И письмо только на прошлой неделе получили, оно на голубой полочке под часами над обеденным столом лежит. Пишет Роза-апа что все нормально, к чему-то они там готовятся. Роза-апа, это мамина самая младшая сестренка. Она зимой вышла замуж за Гилема с нашей улицы, сына учителя Миргариф-абыя. Хороший дядька вроде, этот Гилем, только курит.
Готовность Роза-апа сделать для меня все что угодно, её мягкие руки, редкие в наших краях светлая кожа и русые, доведённые усилиями парикмахеров и летнего солнца почти до белизны волосы, делали меня, обычно яростно сопротивлявшегося любым попыткам понянькаться со мной, в смирного и послушного в её руках. Правда зовем мы ее на деревенский манер – РаузА, с ударением на последней А. Вообще у нас все женские имена если конаются на гласную, то и звучат, выделяя её: ТанзилЯ, ЛирА, КамилЯ, ЗоЯ, ВасилЯ, СветА. Это мне еще наша учительница Людмила Степановна разъяснила, когда проходили гласные и согласные. «Была бы я у вас в Бишиндах ЛюдА!» со смехом сказала она тогда.
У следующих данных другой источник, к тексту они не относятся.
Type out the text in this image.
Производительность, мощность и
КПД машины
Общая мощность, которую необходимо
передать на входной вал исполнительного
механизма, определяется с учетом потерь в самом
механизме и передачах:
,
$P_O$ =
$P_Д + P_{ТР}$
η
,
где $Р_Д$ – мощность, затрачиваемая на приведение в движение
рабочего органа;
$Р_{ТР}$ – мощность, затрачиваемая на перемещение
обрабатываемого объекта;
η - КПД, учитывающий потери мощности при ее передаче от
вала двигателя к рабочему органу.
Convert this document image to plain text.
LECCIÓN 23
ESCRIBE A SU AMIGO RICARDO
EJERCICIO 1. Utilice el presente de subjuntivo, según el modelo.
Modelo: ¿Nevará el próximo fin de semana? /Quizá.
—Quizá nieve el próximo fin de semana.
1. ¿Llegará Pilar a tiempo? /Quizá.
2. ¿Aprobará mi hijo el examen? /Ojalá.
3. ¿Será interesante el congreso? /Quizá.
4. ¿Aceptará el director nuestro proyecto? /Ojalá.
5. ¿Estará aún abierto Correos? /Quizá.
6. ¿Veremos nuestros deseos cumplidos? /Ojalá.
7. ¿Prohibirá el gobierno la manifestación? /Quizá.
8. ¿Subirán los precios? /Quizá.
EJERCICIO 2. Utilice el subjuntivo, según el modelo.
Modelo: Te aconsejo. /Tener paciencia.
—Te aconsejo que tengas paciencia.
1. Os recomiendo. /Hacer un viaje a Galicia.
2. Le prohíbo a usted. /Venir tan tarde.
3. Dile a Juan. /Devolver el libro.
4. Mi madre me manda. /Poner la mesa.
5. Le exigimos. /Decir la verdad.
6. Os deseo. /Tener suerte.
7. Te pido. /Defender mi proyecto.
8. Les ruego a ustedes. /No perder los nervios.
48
-Ты не переживай. Это она чтобы о доме мы не забывали.
оторвал меня от воспоминаний бабыкай и добавил:
- Для женщин это важно.
Он сидел спиной ко мне, лишь чуть повернув голову, я не видел его лица, но сжавшиеся лучики морщин под кончиком его брови, скомканные, со всхлипом, окончания слов и подрагивание плеч подсказали , что бабыкай смеется своим беззвучным смехом. Мне тоже сразу повеселело. Знаете, я переживаю, когда обижают моего бабыкая. Он очень добрый, немногословный человек. Когда надо кнутом щелкнуть по спине быку, он и то – думает, думает с кнутовищем в руках наизготовку, а потом только кричит, свистит и машет руками.
А еще с ним хорошо молчать. Мы можем с ним долго-долго вывозить навоз из загонов в огород ранней весной, переворачивать сено в покосе или ехать, как сейчас, в арбе и молчать. Это не тягостное молчание, когда не знаешь что сказать своему другу, а сладкое, густое раздумье под скрип колеса или едкий влажный запах навоза. Раздумье, которое сначала идет мелкими, неуверенными шажочками по плотной траве, не оставляя следов, потом выходит на тропинку переулка и гладко катится по ней, разглядывая окрестности, задевая то правый, то левый края тропки и вот выбегает на широченную дорогу, где ничто не сдерживает мысли и в фантазиях мой велосипед «Ветерок» превращается в один из тех серебристых самолетов, что летают высоко в небе, а я, сидя за его штурвалом, везу всех своих бишиндинцев на Олимпиаду.
Но, вообще то, с бабыкаем еще лучше разговаривать. О Сары-бия, о голоде в его детстве, о журавлях, о поездах, о комбикорме, который все никак не привезут с совхоза, об Олимпиаде, прошедшей в прошлом году в Москве, о растрескавшейся ступице переднего колеса. Да много о чем. У взрослых никогда нет времени поговорить. Или они начинают горячиться и громко учить. Или говорят что не знают про то что ты спрашиваешь ничего. Или говорят – «Сходи в библиотеку, почитай про это». Бабыкай всегда что-нибудь вспомнит. Однажды говорили про горы и он рассказал, что где-то недалеко от Японии, где он служил во время войны, горы называют сопками. Странно конечно, почему нельзя говорить «гора»?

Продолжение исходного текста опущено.